La luce rossa della stanza illuminava le gocce di sudore sul petto dello sconosciuto mentre Marta aumentava il ritmo, alternando pressione e delicatezza con quella maestria che solo anni di intimità con Giulio potevano averle insegnato. Lo sconosciuto le afferrò i capelli, non spingendo ma seguendo il movimento della sua testa, gli occhi che cercavano quelli di Giulio come per dire " tua moglie è incredibile". E Giulio annuì, le mani strette ai braccioli della poltrona, le nocche bianche mentre osservava la scena con un misto di eccitazione e orgoglio.
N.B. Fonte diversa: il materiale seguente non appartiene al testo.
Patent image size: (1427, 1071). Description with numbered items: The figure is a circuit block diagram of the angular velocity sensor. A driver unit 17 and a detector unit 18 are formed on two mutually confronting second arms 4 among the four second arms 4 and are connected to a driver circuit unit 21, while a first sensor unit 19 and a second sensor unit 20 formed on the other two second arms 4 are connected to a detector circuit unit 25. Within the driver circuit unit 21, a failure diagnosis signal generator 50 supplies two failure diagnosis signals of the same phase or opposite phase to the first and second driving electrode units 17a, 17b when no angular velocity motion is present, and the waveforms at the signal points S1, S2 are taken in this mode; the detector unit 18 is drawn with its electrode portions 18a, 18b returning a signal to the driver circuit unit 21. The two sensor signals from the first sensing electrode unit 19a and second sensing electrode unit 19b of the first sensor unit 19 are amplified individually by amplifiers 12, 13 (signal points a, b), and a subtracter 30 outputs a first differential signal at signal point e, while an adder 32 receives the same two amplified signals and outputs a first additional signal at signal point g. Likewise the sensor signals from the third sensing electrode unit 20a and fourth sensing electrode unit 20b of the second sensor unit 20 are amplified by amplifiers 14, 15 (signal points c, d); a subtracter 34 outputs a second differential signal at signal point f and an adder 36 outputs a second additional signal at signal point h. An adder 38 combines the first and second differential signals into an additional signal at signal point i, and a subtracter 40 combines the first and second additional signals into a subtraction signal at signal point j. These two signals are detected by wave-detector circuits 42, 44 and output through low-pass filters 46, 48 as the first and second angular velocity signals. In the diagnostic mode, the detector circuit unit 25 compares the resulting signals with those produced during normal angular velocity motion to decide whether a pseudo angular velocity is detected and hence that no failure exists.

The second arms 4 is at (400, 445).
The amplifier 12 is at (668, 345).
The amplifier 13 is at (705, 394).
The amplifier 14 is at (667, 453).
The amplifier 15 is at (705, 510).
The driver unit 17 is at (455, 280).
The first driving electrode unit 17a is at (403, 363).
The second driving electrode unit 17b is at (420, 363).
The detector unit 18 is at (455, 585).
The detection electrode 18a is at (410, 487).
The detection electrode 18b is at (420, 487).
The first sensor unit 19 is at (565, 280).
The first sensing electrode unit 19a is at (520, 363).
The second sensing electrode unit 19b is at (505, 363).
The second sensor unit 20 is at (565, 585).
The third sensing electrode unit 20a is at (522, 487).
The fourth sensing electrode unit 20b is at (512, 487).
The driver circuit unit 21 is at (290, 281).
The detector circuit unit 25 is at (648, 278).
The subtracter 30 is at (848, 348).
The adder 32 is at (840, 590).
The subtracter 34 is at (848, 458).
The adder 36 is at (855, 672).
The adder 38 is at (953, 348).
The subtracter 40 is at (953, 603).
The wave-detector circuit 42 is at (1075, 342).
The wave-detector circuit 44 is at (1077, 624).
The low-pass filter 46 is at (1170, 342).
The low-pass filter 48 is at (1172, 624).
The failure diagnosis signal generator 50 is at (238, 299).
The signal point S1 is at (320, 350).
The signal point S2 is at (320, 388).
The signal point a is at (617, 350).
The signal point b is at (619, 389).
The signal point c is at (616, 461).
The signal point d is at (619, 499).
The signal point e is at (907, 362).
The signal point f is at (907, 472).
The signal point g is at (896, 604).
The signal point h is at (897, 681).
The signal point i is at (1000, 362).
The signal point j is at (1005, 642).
"Ora tocca a te," disse improvvisamente lo sconosciuto, staccandosi dalla bocca di Marta con uno schiocco umido. La fece girare verso Giulio con un movimento deciso, lasciandola in ginocchio sul letto, il vestito ormai sollevato fino alla vita, la giarrettiera viola e il culetto ancora lucido dalla sua saliva.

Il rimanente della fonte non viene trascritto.